E i congiurati appunto non perdono tempo: dopo un’ondata di assassinii dei cittadini più coraggiosi e di intimidazione dei giudici per diffondere il terrore e ridurre la gente al silenzio, in appena quattro mesi riescono ad eliminare il potere popolare e instaurano la dittatura dei Quattrocento. Con quel regime sostanzialmente simile a quello spartano non è quasi più necessaria la conquista della città. Sparta comunque impone la demolizione delle mura e una drastica riduzione della flotta con la conseguente dissoluzione dell’impero marittimo. Atene non si riprenderà più da quella catastrofe.
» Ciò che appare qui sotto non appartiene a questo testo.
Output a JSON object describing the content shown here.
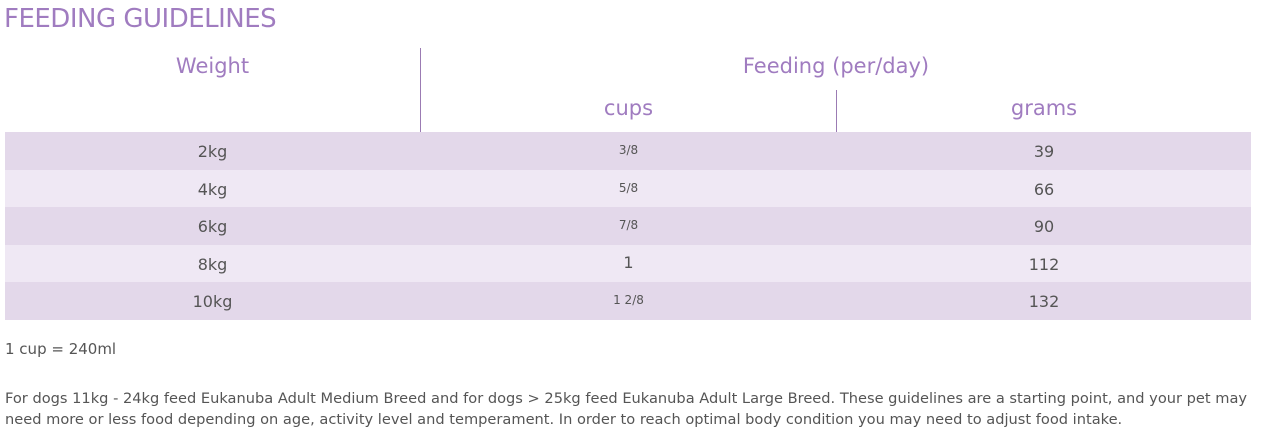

Per definire la composizione sociale del demos ateniese, cioè di quei cittadini che partecipavano regolarmente alle riunioni dell’Assemblea (non genericamente “il popolo”, ma una parte ben precisa di esso), Luciano Canfora riporta l’esordio di un libello coevo ai fatti, Sul sistema politico ateniese, violentemente antidemocratico, ma che tuttavia afferma: «È giusto che i poveri e il demo lì contino più dei nobili e dei ricchi: per questa ragione, che è il demo che spinge le navi, ed è il demo che ha messo la forza intorno alla città. I timonieri, gli addetti al ritmo dei rematori, i capifila per ogni cinquanta rematori, i piloti di prua e i lavoratori degli arsenali: sono questi che hanno messo la forza intorno alla città, non i soldati e i nobili e i buoni». Insomma il demo sono i cittadini consapevoli della propria indispensabilità per la difesa e la prosperità dello Stato.


Esattamente come gli operai delle Officine FFS di Bellinzona, coscienti e orgogliosi di aver costruito uno dei pilastri del benessere della nostra nazione, i trasporti pubblici. E intorno ai quali si aggirano come uccelli rapaci i Pisandri di oggi a proporre “una fabbrica diversa”.